An Interview with a Community Networks Expert

Courtney Bird and Peter Cook interview Christopher Mitchell, the Director of the Community Broadband Network Initiative at Institute of Local Self Reliance about efforts such as ours. Christopher’s work focuses on telecommunications–helping communities ensure the networks upon which they depend, are accountable to the community. He is a nationally recognized speaker and author and has helped main communities such as ours. The video will be shown on FCTV and is also available here.

9 Bids received

We have received nine bids to our Request for Proposals for a company to do a feasibility study for the community network. This is a very good response and shows that there is significant interest in the project. We reviewed the bids and will be interviewing a set of finalists in the next few weeks. We expect to select a company in early October.

Demonstrated Reliability – Falmouth Enterprise Editorial

The small group that is making a case for creating a municipal high-speed fiber optic network argues that it will be faster, cheaper and more reliable than currently available options for internet access.

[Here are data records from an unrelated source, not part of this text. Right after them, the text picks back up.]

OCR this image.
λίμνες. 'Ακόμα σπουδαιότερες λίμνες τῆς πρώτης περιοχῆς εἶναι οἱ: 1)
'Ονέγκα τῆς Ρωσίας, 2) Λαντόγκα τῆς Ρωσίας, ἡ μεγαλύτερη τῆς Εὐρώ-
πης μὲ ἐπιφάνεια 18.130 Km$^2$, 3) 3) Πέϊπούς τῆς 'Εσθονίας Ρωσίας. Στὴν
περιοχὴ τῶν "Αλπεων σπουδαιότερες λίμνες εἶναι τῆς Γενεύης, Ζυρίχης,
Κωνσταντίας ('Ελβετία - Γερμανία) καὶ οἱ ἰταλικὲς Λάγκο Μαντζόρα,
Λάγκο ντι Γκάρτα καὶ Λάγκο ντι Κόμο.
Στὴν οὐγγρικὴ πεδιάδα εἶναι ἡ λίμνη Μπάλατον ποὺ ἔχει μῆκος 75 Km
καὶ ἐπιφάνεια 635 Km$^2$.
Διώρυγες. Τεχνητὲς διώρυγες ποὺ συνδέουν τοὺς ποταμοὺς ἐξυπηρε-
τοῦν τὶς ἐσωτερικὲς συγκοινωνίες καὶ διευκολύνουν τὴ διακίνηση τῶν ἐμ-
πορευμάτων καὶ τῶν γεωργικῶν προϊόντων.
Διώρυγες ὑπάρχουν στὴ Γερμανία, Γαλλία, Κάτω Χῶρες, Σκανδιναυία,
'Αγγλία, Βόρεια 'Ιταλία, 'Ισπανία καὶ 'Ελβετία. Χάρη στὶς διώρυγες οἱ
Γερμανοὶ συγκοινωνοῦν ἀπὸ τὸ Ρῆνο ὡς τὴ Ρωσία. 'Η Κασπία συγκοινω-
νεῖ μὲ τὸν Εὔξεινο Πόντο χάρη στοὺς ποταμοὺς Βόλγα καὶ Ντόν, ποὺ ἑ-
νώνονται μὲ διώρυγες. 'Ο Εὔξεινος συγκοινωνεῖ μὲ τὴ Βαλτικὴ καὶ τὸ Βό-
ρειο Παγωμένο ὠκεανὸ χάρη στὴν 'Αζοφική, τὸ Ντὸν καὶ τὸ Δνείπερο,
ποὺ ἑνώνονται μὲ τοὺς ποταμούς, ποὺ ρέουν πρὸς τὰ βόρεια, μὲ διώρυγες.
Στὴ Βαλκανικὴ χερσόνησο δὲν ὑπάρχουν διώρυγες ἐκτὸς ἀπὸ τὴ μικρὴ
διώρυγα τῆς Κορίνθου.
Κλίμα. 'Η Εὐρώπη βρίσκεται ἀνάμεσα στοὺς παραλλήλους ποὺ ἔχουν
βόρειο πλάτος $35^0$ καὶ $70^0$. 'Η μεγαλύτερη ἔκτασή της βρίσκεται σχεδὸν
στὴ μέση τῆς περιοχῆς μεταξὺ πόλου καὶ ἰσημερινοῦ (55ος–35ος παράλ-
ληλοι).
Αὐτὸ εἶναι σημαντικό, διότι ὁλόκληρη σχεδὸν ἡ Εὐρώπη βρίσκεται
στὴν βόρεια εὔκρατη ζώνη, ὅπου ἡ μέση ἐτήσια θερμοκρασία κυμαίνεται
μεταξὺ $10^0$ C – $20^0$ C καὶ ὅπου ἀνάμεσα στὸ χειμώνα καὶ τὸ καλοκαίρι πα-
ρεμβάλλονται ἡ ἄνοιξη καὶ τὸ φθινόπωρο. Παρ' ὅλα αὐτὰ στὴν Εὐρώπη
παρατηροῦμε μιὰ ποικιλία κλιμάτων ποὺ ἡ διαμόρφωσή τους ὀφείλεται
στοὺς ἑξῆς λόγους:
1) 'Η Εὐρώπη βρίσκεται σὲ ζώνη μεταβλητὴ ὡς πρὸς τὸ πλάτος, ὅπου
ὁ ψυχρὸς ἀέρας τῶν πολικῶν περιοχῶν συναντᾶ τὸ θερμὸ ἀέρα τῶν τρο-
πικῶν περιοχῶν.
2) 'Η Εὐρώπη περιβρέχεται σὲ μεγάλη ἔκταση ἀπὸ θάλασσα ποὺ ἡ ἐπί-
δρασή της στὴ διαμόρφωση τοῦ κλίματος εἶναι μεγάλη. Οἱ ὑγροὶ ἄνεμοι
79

They are no doubt right on all counts, although a feasibility study, which will soon get underway, will put these claims to the test.

The tempestuous weather of last week, however, already put one element to the test.

A municipal system would be built on the OpenCape network, which currently services the town, hospital and scientific institutions in Woods Hole. A town-wide system would connect OpenCape with homes and businesses. That is the expensive part.

But the reliability of OpenCape was in evidence when the storms, microbursts and tornadoes hit the Cape. Very few OpenCape customers lost internet access during that time; unofficial count we received was 13, and even then, that was due to loss of electricity.

The OpenCape network withstood the storms, even though—again an unofficial report—some 20 utility poles on which OpenCape’s cables were strung, were toppled. These numbers might not be quite right, but it can be said with certainty that the OpenCape network held firm.

This is something to consider as we head into hurricane season. The tornadoes Down Cape, as dramatic as they were, are but a preview of the damage that could be wrought by even a Category One storm. The tornadoes last week created winds from 90 to 110 miles per hour for a short time. During Hurricane Bob, not a particularly severe hurricane, gusts were over 100 miles per hour throughout the entire afternoon of August 16, 1991.

Internet access is not a luxury or a source of entertainment, although it is that for some. Today it is a necessary component of commerce and communication. Reliability is paramount.

Recent weather and the durability of OpenCape tell us that speed and expense aside, the reliability of a municipal broadband system connected to OpenCape is reason enough to hope that the small group that proposed it will gain widespread support.

Bidders for feasibility study sought

The EDIC has issued a Request for Proposal to companies who can perform the feasibility study for the Falmouth Community Network. This is a great next step. It is expected that a contract will be awarded by early September and that the study will be concluded in mid-March. The RFP is posted in the EDIC website. The national organization, Community Networks, has highlighted our work.